No. You are encouraged to shop around and obtain vendors that meet your very specific needs.
What happens if my employment at Drexel University ends during the five year loan term?
The remaining balance of the loan will become due in 60 days. If your employment ends because of death or permanent disability for which you are collecting periodic income benefits from Drexel University’s long term disability plan, Drexel University will forgive the balance of your loan.
What happens if I go on paid or unpaid leave?
If you are on an approved paid leave, the loan will continue to be forgiven. However, if you are on unpaid leave for more than 180 days, forgiveness of the loan is “suspended” during your leave period. In other words, the loan will not be reduced or “forgiven” over the time period of the unpaid leave. If you do not return to work within one year, the remaining balance of the loan will become due within 180 days. If you return, the forgiveness of the loan begins again in the month following your active return to work. Any time that you were out on unpaid leave will be added to the end of the original loan period.
Does my beneficiary or estate have to pay back the loan if I die?
No. Drexel University forgives the outstanding balance upon the death of the employee however, if the beneficiary of the estate opts to sell before the end of the five year period they must honor Drexel’s right of first refusal policy.
Are part-time employees eligible?
Yes. Part-time Benefit eligible employees are eligible for this benefit.
My spouse/domestic partner and I both work for Drexel University. Do we get twice the normal benefit?
No. Drexel will only provide one forgivable loan per new home purchase. If the home is purchased jointly by two Drexel University employees, both employees must sign the application and other required documentation. Drexel University will continue to forgive the loan so long as one of the employees remains a full-time active Drexel University employee.
I work in one of the satellite Drexel locations. Does the Benefit cover the area where I work?

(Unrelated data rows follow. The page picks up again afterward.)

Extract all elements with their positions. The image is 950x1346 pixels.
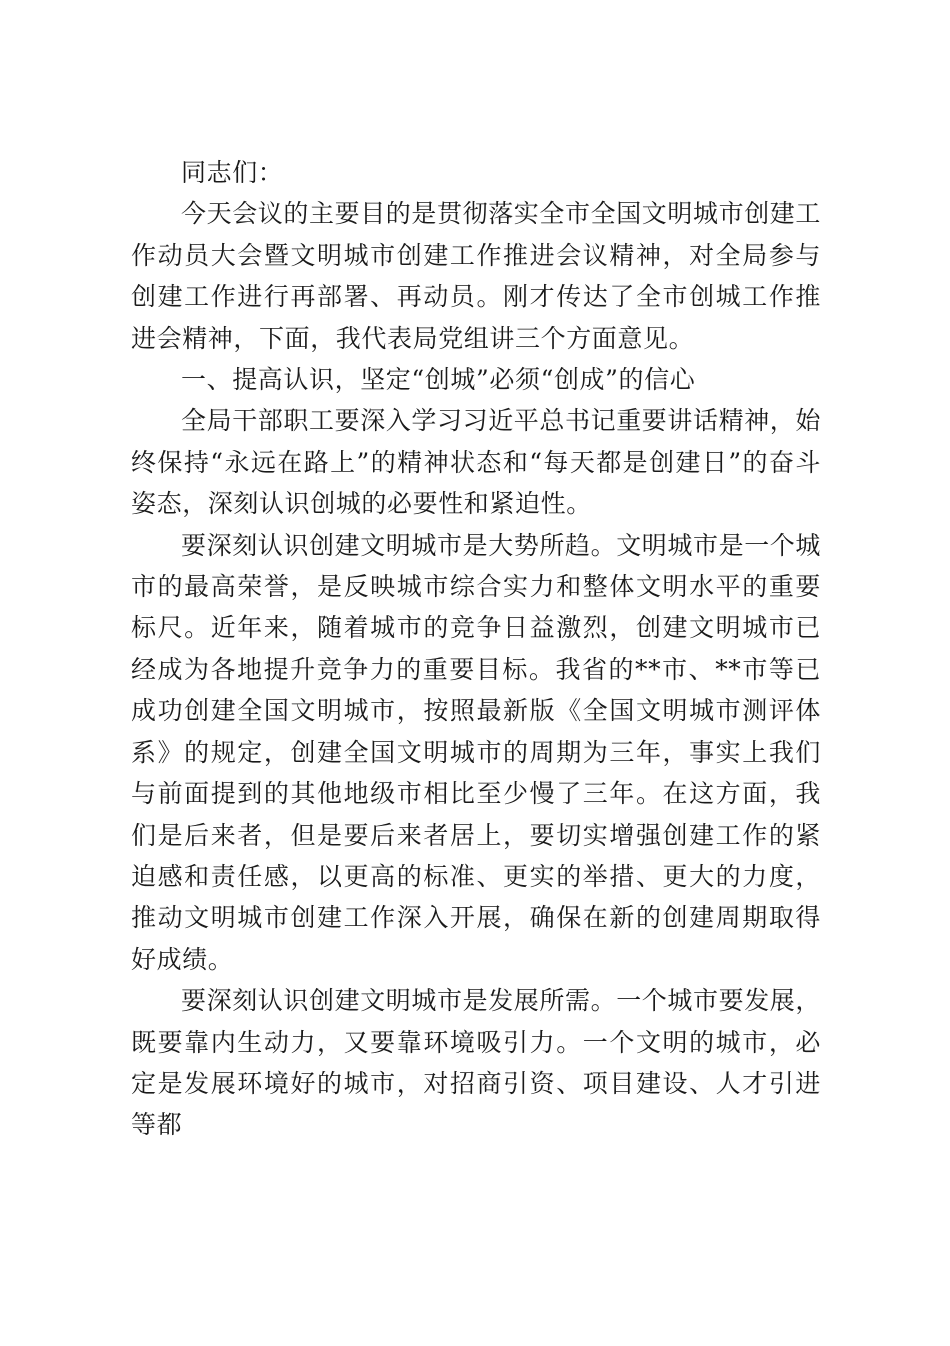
- document-page: [131, 152, 821, 1146]
- paragraph-intro: 今天会议的主要目的是贯彻落实全市全国文明城市创建工作动员大会暨文明城市创建工作推进会议精神，对全局参与创建工作进行再部署、再动员。刚才传达了全市创城工作推进会精神，下面，我代表局党组讲三个方面意见。: [131, 199, 822, 353]
- paragraph-development: 要深刻认识创建文明城市是发展所需。一个城市要发展，既要靠内生动力，又要靠环境吸引力。一个文明的城市，必定是发展环境好的城市，对招商引资、项目建设、人才引进等都: [131, 986, 822, 1140]
- paragraph-trend: 要深刻认识创建文明城市是大势所趋。文明城市是一个城市的最高荣誉，是反映城市综合实力和整体文明水平的重要标尺。近年来，随着城市的竞争日益激烈，创建文明城市已经成为各地提升竞争力的重要目标。我省的**市、**市等已成功创建全国文明城市，按照最新版《全国文明城市测评体系》的规定，创建全国文明城市的周期为三年，事实上我们与前面提到的其他地级市相比至少慢了三年。在这方面，我们是后来者，但是要后来者居上，要切实增强创建工作的紧迫感和责任感，以更高的标准、更实的举措、更大的力度，推动文明城市创建工作深入开展，确保在新的创建周期取得好成绩。: [131, 530, 822, 974]
- salutation: 同志们：: [181, 158, 284, 187]
- paragraph-study: 全局干部职工要深入学习习近平总书记重要讲话精神，始终保持“永远在路上”的精神状态和“每天都是创建日”的奋斗姿态，深刻认识创城的必要性和紧迫性。: [131, 406, 822, 519]
- section-heading-1: 一、提高认识，坚定“创城”必须“创成”的信心: [181, 365, 696, 395]
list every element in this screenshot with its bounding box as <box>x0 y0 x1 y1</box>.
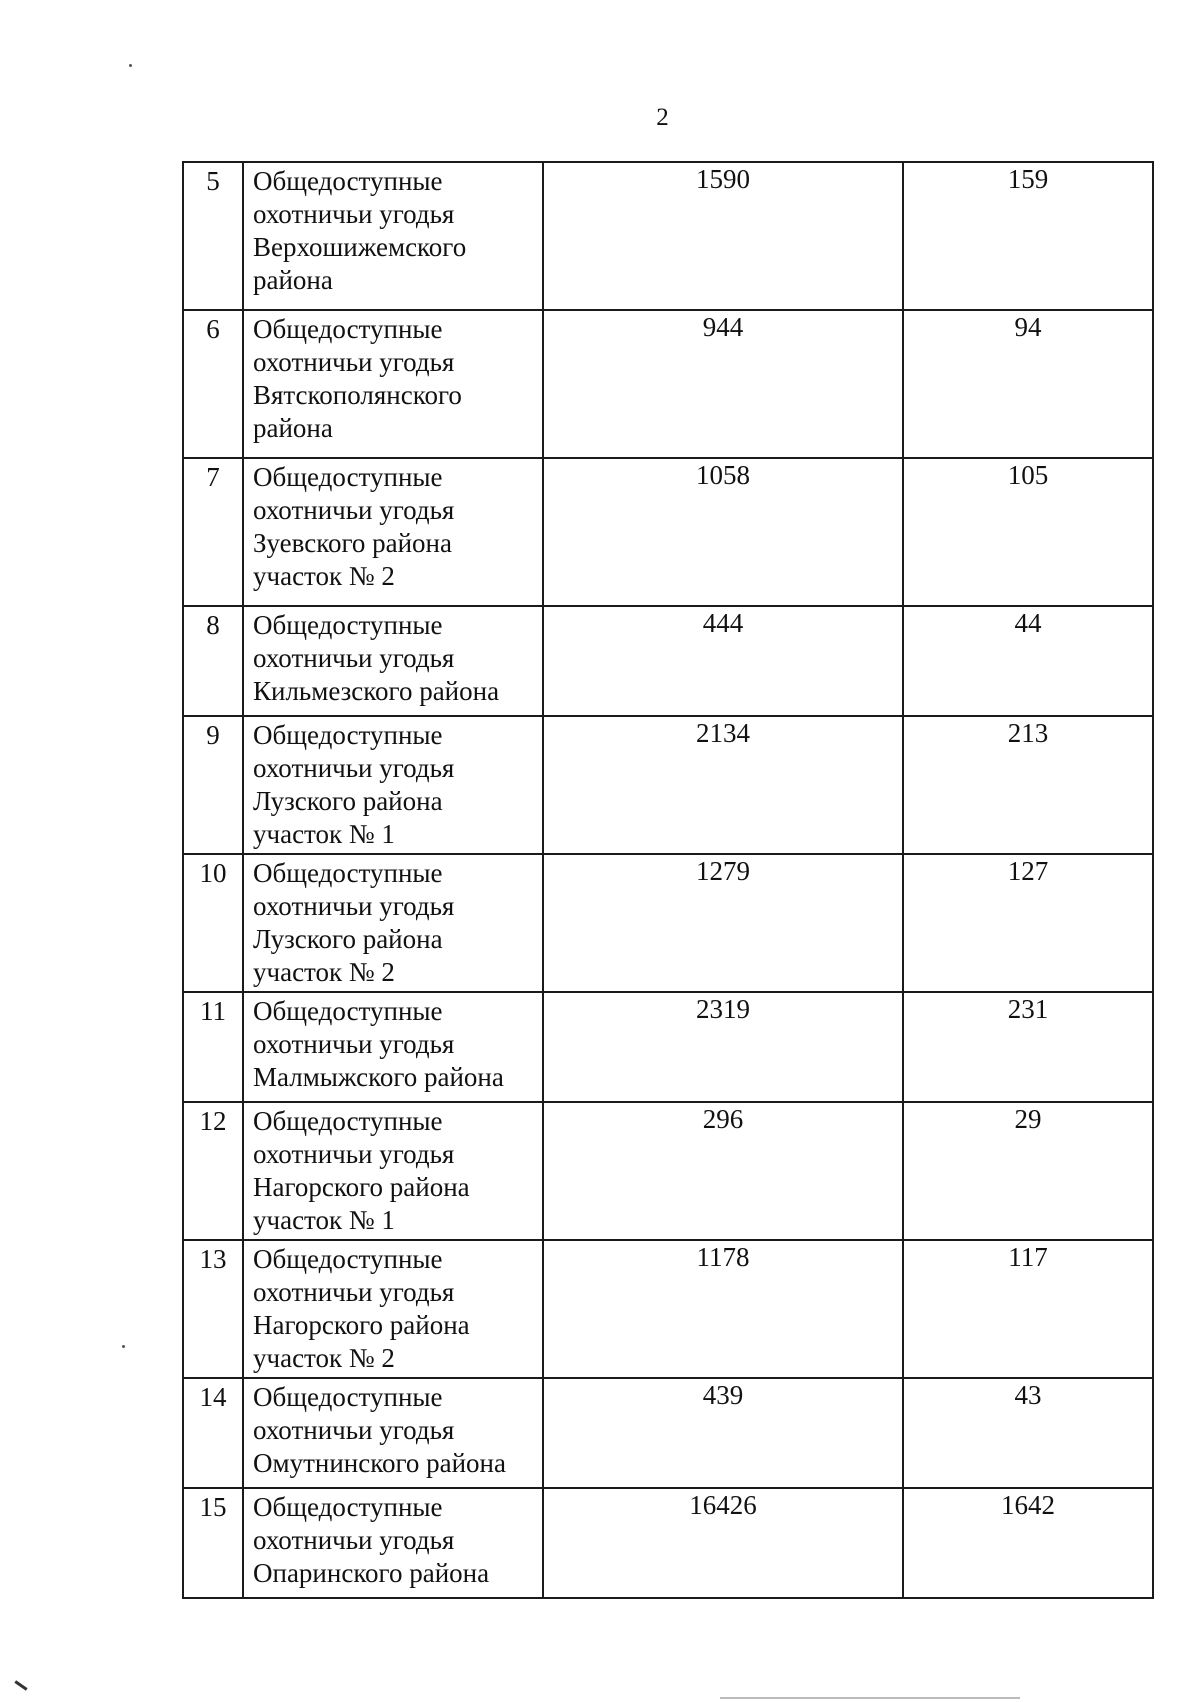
ground-name-cell <box>243 458 543 606</box>
row-number: 11 <box>183 992 243 1102</box>
ground-name-line: Общедоступные <box>253 1244 443 1274</box>
table-row <box>183 854 1153 992</box>
area-value: 2134 <box>543 716 903 854</box>
ground-name-cell <box>243 992 543 1102</box>
ground-name-line: охотничьи угодья <box>253 495 455 525</box>
row-number: 7 <box>183 458 243 606</box>
ground-name-line: Общедоступные <box>253 166 443 196</box>
ground-name-line: охотничьи угодья <box>253 1415 455 1445</box>
ground-name-line: Опаринского района <box>253 1558 490 1588</box>
row-number: 15 <box>183 1488 243 1598</box>
ground-name-line: участок № 1 <box>253 1205 395 1235</box>
ground-name-line: Общедоступные <box>253 858 443 888</box>
ground-name-line: Зуевского района <box>253 528 452 558</box>
area-value: 296 <box>543 1102 903 1240</box>
ground-name-line: охотничьи угодья <box>253 1029 455 1059</box>
ground-name-line: охотничьи угодья <box>253 347 455 377</box>
row-number: 12 <box>183 1102 243 1240</box>
ground-name-cell <box>243 310 543 458</box>
ground-name-line: Кильмезского района <box>253 676 500 706</box>
scan-mark <box>14 1680 27 1690</box>
quota-value: 105 <box>903 458 1153 606</box>
ground-name-line: охотничьи угодья <box>253 753 455 783</box>
ground-name-line: Нагорского района <box>253 1310 470 1340</box>
ground-name-cell <box>243 1378 543 1488</box>
quota-value: 43 <box>903 1378 1153 1488</box>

Unfortunately for now the scope of the program has been limited to the geographic borders set forth in the program guidelines. As the program continues to evolve, other locations have not been ruled out however; the immediate strategic plan “to live where you work” is confined to the West Philadelphia area.
What is title insurance?
Title insurance provides homebuyers and lenders with vital protection against losses arising from certain title issues that are undiscoverable from public records--including forgery, fraud and liens--which might limit a homeowner's use and enjoyment of their property.
Why do I need title insurance?
There are two types of insurance: owner's title insurance, called an Owner's Policy, and lender's title insurance, called a Loan Policy. Most lenders require a Loan Policy when they issue you a loan. The Loan Policy is usually based on the dollar amount of your loan. It only protects the lender's interests in the property should a problem with the title arise. It does not protect the buyer. The policy amount decreases as you pay down your loan and eventually disappears as the loan is paid off.
An Owner's Policy is usually issued in the amount of the real estate purchase price. It is purchased for a one-time fee at closing and lasts for as long as you have an interest in the property. Only an Owner's Policy protects the buyer should a covered title problem arise. Possible hiddent title problems can include:
- Errors or omission in deeds
- Mistakes in examining records
- Undisclosed heirs
- Others claiming an interest in your property
An Owner's Policy provides assurance that your title insurance company will stand behind you--monetarily and with legal defense, if needed--if a covered title problem arises after you buy your home.
Why do I need a home inspection?
Buying a home could be the largest single investment most of us will ever make. To minimize unpleasant surprises and unexpected difficulties, you’ll want to learn as much as you can about the newly constructed or existing house before you buy it. A home inspection may identify the need for major repairs or builder oversights, as well as the need for maintenance to keep it in good shape. After the inspection, you will know more about the house, which will allow you to make decisions with confidence.